The negotiations were intense and lasted several hours. Union militants insisted the session go on until justice was achieved.

In the end, not one driver was laid off. The union won restoration of 22 full-time jobs with full benefits, with other jobs to be added by the October bid. An historic agreement was reached to end outsourcing of athletic and charter work, and an expedited process was put in place to correct unsafe routes that would have required double and triple loads and drivers to be in multiple places at the same time.

While no driver was laid off, there was still a reduction of nine jobs. The union will struggle, once the school year starts, to restore the remaining routes that were cut as a result of overcrowding and speed-up.

School resegregation plan stopped

In June the union in alliance with the Coalition for Equal Quality Education—a broad coalition including the Black Educators Alliance of Massachusetts, Work 4 Quality/Fight 4 Equity, rank-and-file teachers, parent organizations, the Bail Out the People Movement, other activists and Boston’s councilors-of-color Chuck Turner, Charles Yancy and Sam Yoon—successfully stopped a racist rezoning plan which would have further segregated Boston schools and made the oppressed communities pay for the economic crisis.

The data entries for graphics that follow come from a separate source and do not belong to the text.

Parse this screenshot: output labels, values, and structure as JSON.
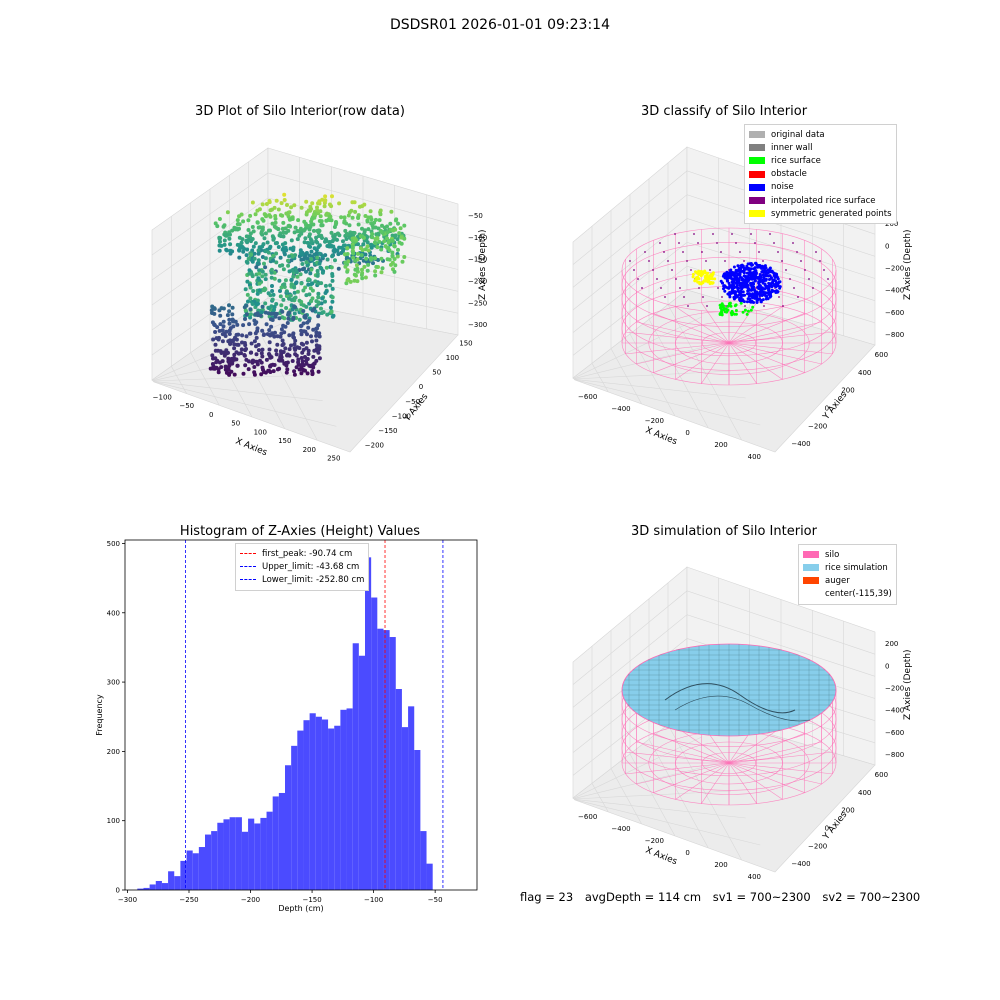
{
  "suptitle": "DSDSR01 2026-01-01 09:23:14",
  "colors": {
    "grey_original": "#b0b0b0",
    "grey_wall": "#808080",
    "rice_surface": "#00ff00",
    "obstacle": "#ff0000",
    "noise": "#0000ff",
    "interpolated": "#800080",
    "symmetric": "#ffff00",
    "silo": "#ff69b4",
    "rice_sim": "#87ceeb",
    "auger": "#ff4500",
    "hist": "#4b4bff"
  },
  "info": {
    "flag": "flag = 23",
    "avg_depth": "avgDepth = 114 cm",
    "sv1": "sv1 = 700~2300",
    "sv2": "sv2 = 700~2300"
  },
  "chart_data": [
    {
      "type": "scatter",
      "title": "3D Plot of Silo Interior(row data)",
      "xlabel": "X Axies",
      "ylabel": "Y Axies",
      "zlabel": "Z Axies (Depth)",
      "x_ticks": [
        "−100",
        "−50",
        "0",
        "50",
        "100",
        "150",
        "200",
        "250"
      ],
      "y_ticks": [
        "150",
        "100",
        "50",
        "0",
        "−50",
        "−100",
        "−150",
        "−200"
      ],
      "z_ticks": [
        "−50",
        "−100",
        "−150",
        "−200",
        "−250",
        "−300"
      ],
      "colormap": "viridis"
    },
    {
      "type": "scatter",
      "title": "3D classify of Silo Interior",
      "xlabel": "X Axies",
      "ylabel": "Y Axies",
      "zlabel": "Z Axies (Depth)",
      "x_ticks": [
        "−600",
        "−400",
        "−200",
        "0",
        "200",
        "400"
      ],
      "y_ticks": [
        "600",
        "400",
        "200",
        "0",
        "−200",
        "−400"
      ],
      "z_ticks": [
        "200",
        "0",
        "−200",
        "−400",
        "−600",
        "−800"
      ],
      "legend": [
        {
          "label": "original data",
          "color": "#b0b0b0"
        },
        {
          "label": "inner wall",
          "color": "#808080"
        },
        {
          "label": "rice surface",
          "color": "#00ff00"
        },
        {
          "label": "obstacle",
          "color": "#ff0000"
        },
        {
          "label": "noise",
          "color": "#0000ff"
        },
        {
          "label": "interpolated rice surface",
          "color": "#800080"
        },
        {
          "label": "symmetric generated points",
          "color": "#ffff00"
        }
      ]
    },
    {
      "type": "bar",
      "title": "Histogram of Z-Axies (Height) Values",
      "xlabel": "Depth (cm)",
      "ylabel": "Frequency",
      "xlim": [
        -302,
        -16
      ],
      "ylim": [
        0,
        505
      ],
      "x_ticks": [
        -300,
        -250,
        -200,
        -150,
        -100,
        -50
      ],
      "x_tick_labels": [
        "−300",
        "−250",
        "−200",
        "−150",
        "−100",
        "−50"
      ],
      "y_ticks": [
        0,
        100,
        200,
        300,
        400,
        500
      ],
      "bin_start": -292,
      "bin_width": 5,
      "values": [
        2,
        3,
        8,
        13,
        10,
        27,
        20,
        42,
        57,
        53,
        62,
        80,
        85,
        97,
        102,
        105,
        105,
        84,
        103,
        96,
        104,
        113,
        135,
        140,
        180,
        208,
        230,
        245,
        255,
        250,
        246,
        233,
        237,
        260,
        262,
        356,
        338,
        480,
        422,
        377,
        375,
        365,
        290,
        235,
        265,
        202,
        85,
        38
      ],
      "vlines": [
        {
          "x": -90.74,
          "label": "first_peak: -90.74 cm",
          "color": "#ff0000"
        },
        {
          "x": -43.68,
          "label": "Upper_limit: -43.68 cm",
          "color": "#0000ff"
        },
        {
          "x": -252.8,
          "label": "Lower_limit: -252.80 cm",
          "color": "#0000ff"
        }
      ]
    },
    {
      "type": "scatter",
      "title": "3D simulation of Silo Interior",
      "xlabel": "X Axies",
      "ylabel": "Y Axies",
      "zlabel": "Z Axies (Depth)",
      "x_ticks": [
        "−600",
        "−400",
        "−200",
        "0",
        "200",
        "400"
      ],
      "y_ticks": [
        "600",
        "400",
        "200",
        "0",
        "−200",
        "−400"
      ],
      "z_ticks": [
        "200",
        "0",
        "−200",
        "−400",
        "−600",
        "−800"
      ],
      "legend": [
        {
          "label": "silo",
          "color": "#ff69b4"
        },
        {
          "label": "rice simulation",
          "color": "#87ceeb"
        },
        {
          "label": "auger",
          "color": "#ff4500"
        },
        {
          "label": "center(-115,39)",
          "color": ""
        }
      ]
    }
  ]
}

That plan would also have resulted in the loss of hundreds of jobs. The superintendent announced on Aug. 26 that this plan, which was originally to have been reworked and resubmitted this fall, has been scrapped and would not be resubmitted. However, she announced plans for a study over the next year of how other urban school systems cut transportation costs. The union and community activists are poised for more rounds in this ongoing fight.

The Boston School Bus Union has shown that the answer to the bosses’ attacks and layoffs is militant, united rank-and-file action and solidarity with the community. The union has vowed that the struggle will go on until all jobs are restored and the racist rezoning plan is stopped for good. An injury to one is an injury to all!